A lot has been written about the matching intensity, and passion for work Anderson shares with Reynolds. But according to him, that’s where the similarities stop. “It’s similar in how seriously we take the work, but not at all similar in how seriously we take ourselves,” the director told Collider. Watching an interview with Anderson confirms he’s not a self-serious person.
“There’s no separation, for me. I don’t have any hobbies, besides doing this. This is what I do. This is my life.”
Indeed, Anderson took the auteur label to the next level on this production, acting as its director and (although uncredited) its cinematographer. Looking at the rest of his filmography, it’s clear that the writer/director (whether intentionally or not) has an affinity for exploring the depths of flawed, egotistical, and dangerously uncompromising male characters.

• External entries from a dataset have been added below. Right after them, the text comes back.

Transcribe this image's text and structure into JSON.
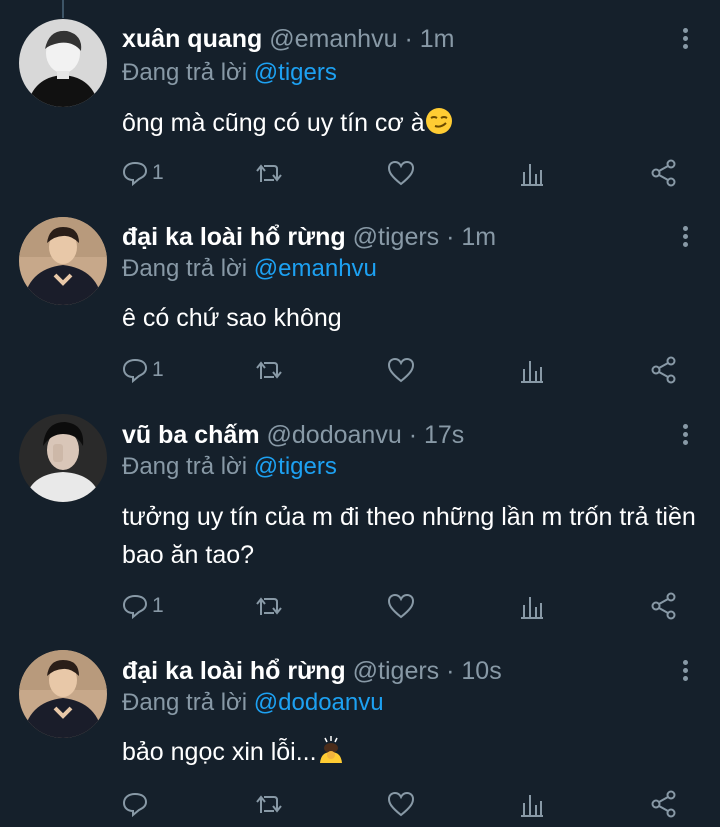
{
  "colors": {
    "background": "#15202b",
    "muted": "#8899a6",
    "accent": "#1da1f2",
    "text": "#ffffff"
  },
  "tweets": [
    {
      "name": "xuân quang",
      "handle": "@emanhvu",
      "dot": "·",
      "time": "1m",
      "reply_prefix": "Đang trả lời",
      "reply_to": "@tigers",
      "text": "ông mà cũng có uy tín cơ à",
      "emoji": "smirking-face",
      "reply_count": "1"
    },
    {
      "name": "đại ka loài hổ rừng",
      "handle": "@tigers",
      "dot": "·",
      "time": "1m",
      "reply_prefix": "Đang trả lời",
      "reply_to": "@emanhvu",
      "text": "ê có chứ sao không",
      "reply_count": "1"
    },
    {
      "name": "vũ ba chấm",
      "handle": "@dodoanvu",
      "dot": "·",
      "time": "17s",
      "reply_prefix": "Đang trả lời",
      "reply_to": "@tigers",
      "text": "tưởng uy tín của m đi theo những lần m trốn trả tiền bao ăn tao?",
      "reply_count": "1"
    },
    {
      "name": "đại ka loài hổ rừng",
      "handle": "@tigers",
      "dot": "·",
      "time": "10s",
      "reply_prefix": "Đang trả lời",
      "reply_to": "@dodoanvu",
      "text": "bảo ngọc xin lỗi...",
      "emoji": "bowing-person",
      "reply_count": ""
    }
  ],
  "icons": [
    "reply-icon",
    "retweet-icon",
    "like-icon",
    "analytics-icon",
    "share-icon",
    "more-icon"
  ]
}
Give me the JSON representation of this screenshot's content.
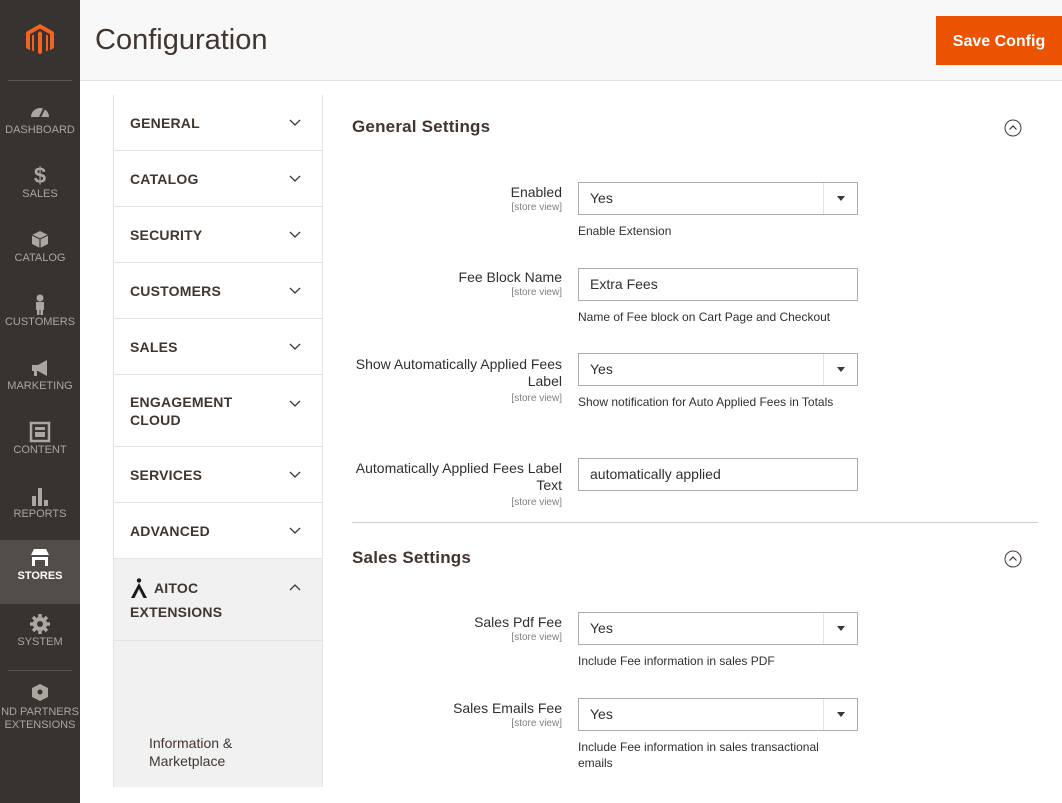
{
  "page": {
    "title": "Configuration",
    "save_label": "Save Config"
  },
  "admin_nav": [
    {
      "label": "DASHBOARD",
      "icon": "dashboard-icon"
    },
    {
      "label": "SALES",
      "icon": "dollar-icon"
    },
    {
      "label": "CATALOG",
      "icon": "cube-icon"
    },
    {
      "label": "CUSTOMERS",
      "icon": "person-icon"
    },
    {
      "label": "MARKETING",
      "icon": "megaphone-icon"
    },
    {
      "label": "CONTENT",
      "icon": "content-icon"
    },
    {
      "label": "REPORTS",
      "icon": "bar-chart-icon"
    },
    {
      "label": "STORES",
      "icon": "store-icon",
      "active": true
    },
    {
      "label": "SYSTEM",
      "icon": "gear-icon"
    },
    {
      "label": "ND PARTNERS",
      "label2": "EXTENSIONS",
      "icon": "extensions-icon"
    }
  ],
  "config_tabs": [
    {
      "label": "GENERAL"
    },
    {
      "label": "CATALOG"
    },
    {
      "label": "SECURITY"
    },
    {
      "label": "CUSTOMERS"
    },
    {
      "label": "SALES"
    },
    {
      "label": "ENGAGEMENT",
      "label2": "CLOUD"
    },
    {
      "label": "SERVICES"
    },
    {
      "label": "ADVANCED"
    },
    {
      "label": "AITOC",
      "label2": "EXTENSIONS",
      "expanded": true
    }
  ],
  "aitoc_item": "Information & Marketplace",
  "sections": {
    "general": {
      "title": "General Settings",
      "fields": [
        {
          "label": "Enabled",
          "scope": "[store view]",
          "value": "Yes",
          "note": "Enable Extension",
          "type": "select"
        },
        {
          "label": "Fee Block Name",
          "scope": "[store view]",
          "value": "Extra Fees",
          "note": "Name of Fee block on Cart Page and Checkout",
          "type": "text"
        },
        {
          "label": "Show Automatically Applied Fees Label",
          "scope": "[store view]",
          "value": "Yes",
          "note": "Show notification for Auto Applied Fees in Totals",
          "type": "select"
        },
        {
          "label": "Automatically Applied Fees Label Text",
          "scope": "[store view]",
          "value": "automatically applied",
          "note": "",
          "type": "text"
        }
      ]
    },
    "sales": {
      "title": "Sales Settings",
      "fields": [
        {
          "label": "Sales Pdf Fee",
          "scope": "[store view]",
          "value": "Yes",
          "note": "Include Fee information in sales PDF",
          "type": "select"
        },
        {
          "label": "Sales Emails Fee",
          "scope": "[store view]",
          "value": "Yes",
          "note": "Include Fee information in sales transactional emails",
          "type": "select"
        }
      ]
    }
  },
  "colors": {
    "admin_bar": "#373330",
    "accent": "#eb5202",
    "logo": "#f26322"
  }
}
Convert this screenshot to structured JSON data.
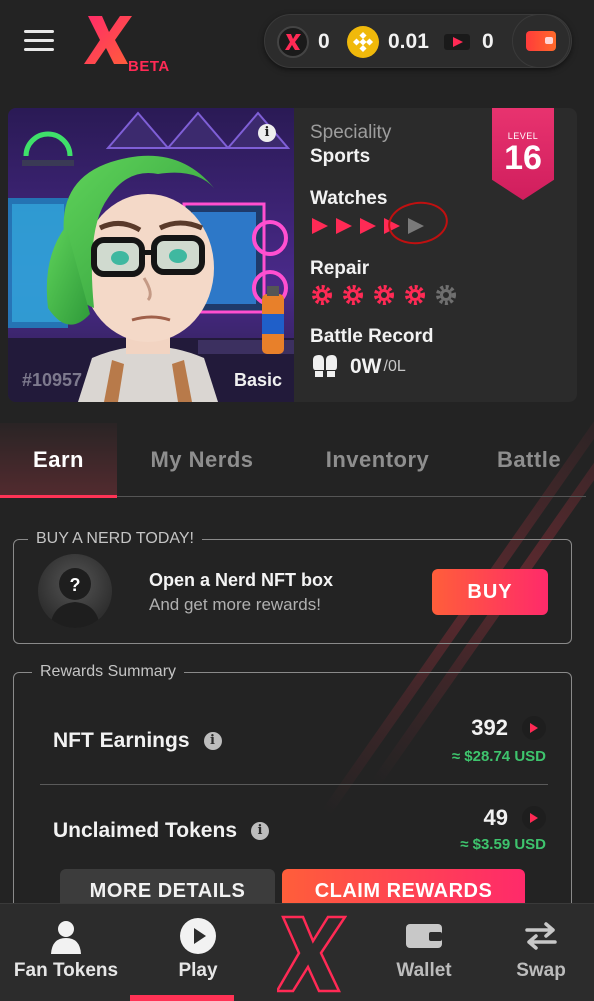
{
  "header": {
    "logo_badge": "BETA",
    "balances": [
      {
        "icon": "x-token-icon",
        "value": "0"
      },
      {
        "icon": "bnb-icon",
        "value": "0.01"
      },
      {
        "icon": "play-token-icon",
        "value": "0"
      }
    ]
  },
  "nerd": {
    "id": "#10957",
    "tier": "Basic",
    "speciality_label": "Speciality",
    "speciality_value": "Sports",
    "level_label": "LEVEL",
    "level_value": "16",
    "watches_label": "Watches",
    "watches_filled": 4,
    "watches_total": 5,
    "repair_label": "Repair",
    "repair_filled": 4,
    "repair_total": 5,
    "battle_label": "Battle Record",
    "battle_wins": "0W",
    "battle_losses": "/0L"
  },
  "tabs": [
    {
      "label": "Earn",
      "active": true
    },
    {
      "label": "My Nerds",
      "active": false
    },
    {
      "label": "Inventory",
      "active": false
    },
    {
      "label": "Battle",
      "active": false
    }
  ],
  "buy_box": {
    "legend": "BUY A NERD TODAY!",
    "title": "Open a Nerd NFT box",
    "subtitle": "And get more rewards!",
    "button": "BUY"
  },
  "rewards": {
    "legend": "Rewards Summary",
    "rows": [
      {
        "label": "NFT Earnings",
        "amount": "392",
        "usd": "≈ $28.74 USD"
      },
      {
        "label": "Unclaimed Tokens",
        "amount": "49",
        "usd": "≈ $3.59 USD"
      }
    ],
    "more_button": "MORE DETAILS",
    "claim_button": "CLAIM REWARDS"
  },
  "bottom_nav": [
    {
      "label": "Fan Tokens",
      "icon": "user-icon"
    },
    {
      "label": "Play",
      "icon": "play-circle-icon",
      "active": true
    },
    {
      "label": "",
      "icon": "x-logo-icon"
    },
    {
      "label": "Wallet",
      "icon": "wallet-icon"
    },
    {
      "label": "Swap",
      "icon": "swap-icon"
    }
  ],
  "colors": {
    "accent": "#ff3355",
    "brand_gradient_start": "#ff5e3a",
    "brand_gradient_end": "#ff2a6a",
    "positive": "#3ec46d",
    "background": "#232323"
  }
}
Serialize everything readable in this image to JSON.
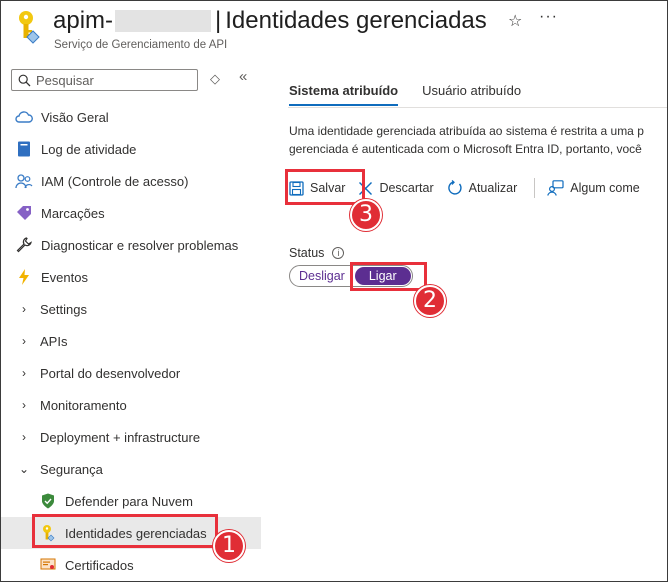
{
  "header": {
    "title_prefix": "apim-",
    "title_separator": "|",
    "title": "Identidades gerenciadas",
    "subtitle": "Serviço de Gerenciamento de API",
    "star_icon": "☆",
    "more_icon": "···"
  },
  "sidebar": {
    "search_placeholder": "Pesquisar",
    "expand_icon": "◇",
    "collapse_icon": "«",
    "items": [
      {
        "label": "Visão Geral"
      },
      {
        "label": "Log de atividade"
      },
      {
        "label": "IAM (Controle de acesso)"
      },
      {
        "label": "Marcações"
      },
      {
        "label": "Diagnosticar e resolver problemas"
      },
      {
        "label": "Eventos"
      },
      {
        "label": "Settings"
      },
      {
        "label": "APIs"
      },
      {
        "label": "Portal do desenvolvedor"
      },
      {
        "label": "Monitoramento"
      },
      {
        "label": "Deployment + infrastructure"
      },
      {
        "label": "Segurança"
      },
      {
        "label": "Defender para Nuvem"
      },
      {
        "label": "Identidades gerenciadas"
      },
      {
        "label": "Certificados"
      }
    ]
  },
  "main": {
    "tabs": [
      {
        "label": "Sistema atribuído"
      },
      {
        "label": "Usuário atribuído"
      }
    ],
    "description_line1": "Uma identidade gerenciada atribuída ao sistema é restrita a uma p",
    "description_line2": "gerenciada é autenticada com o Microsoft Entra ID, portanto, você",
    "toolbar": {
      "save": "Salvar",
      "discard": "Descartar",
      "refresh": "Atualizar",
      "feedback": "Algum come"
    },
    "status": {
      "label": "Status",
      "info_icon": "i",
      "off": "Desligar",
      "on": "Ligar"
    }
  },
  "annotations": {
    "step1": "1",
    "step2": "2",
    "step3": "3"
  },
  "colors": {
    "accent_purple": "#5c2e91",
    "tab_underline": "#0f6cbd",
    "annotation_red": "#e02d35"
  }
}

Ones often steeped in self-hatred or self-aggrandising.
Consider the self-sabotaging, ego-driven fall from grace of Mark Wahlberg’s Eddie Adams (aka Dirk Diggler) in 1997’s Boogie Nights. The ruthless pursuit of absolute power by oil prospector and brutal capitalist Daniel Plainview (Daniel Day-Lewis) in 2007’s There Will Be Blood. Lancaster Dodd’s (Phillip Seymour Hoffman) manipulation of people through fear and fantasy, and Freddie Quell’s (Joaquin Phoenix) attempted control of self through emotional repression and alcohol abuse in 2012’s The Master. Or Barry Egan (Adam Sandler), the lonely, socially awkward small business owner with a lack of confidence and a severe anger problem desperate for controlled happiness in 2002’s Punch-Drunk Love. Hard Eight’s John (John C. Reilly), the down-on-his-luck, rash decision-maker or his mentor Sydney (Phillip Baker Hall), desperately covering up his own past. Or Josh Brolin’s Bigfoot, a dangerous cop cheerfully prone to ‘civil rights violations’ and power trips in 2014’s Inherent Vice. And finally, the literal representation of unapologetic, toxic masculinity–Tom Cruise’s Frank T.J. Mackey, who teaches scared, desperate male followers to control the opposite sex as he represses emotional trauma in 1999’s Magnolia.
Alongside Reynolds Woodcock, this collection of fictional men have one thing in common: the desire or need to control. Which is usually obtained through the abuse of themselves and/or others. And with little to no information on Anderson’s upcoming release, Soggy Bottom, we can likely expect a continuation of this flawed male trend with Bradley Cooper’s character (an educated guess) in the 1970s drama set in LA’s San Fernando Valley.
However complicated Anderson’s Phantom Thread feels, uncomfortably illustrating the dangers of the male ego, both past and present, it remains one of the most impressive films of the past decade. From a director who, at 26, premiered a raw and personal neo-noir at Sundance as his first feature film. Notably, for me, the age I am as I write this.
Phantom Thread may not be the filmmaker’s most celebrated film (see There Will Be Blood), his most universally beloved film (see Boogie Nights), or even his personal favourite (see The Master)–but it is a perfect continuation and evolution of the Paul Thomas Anderson filmography. Someone whose films can be unnerving and beautiful, comical and challenging, overwhelming and joyful, but altogether disconcerting in a most fantastic way.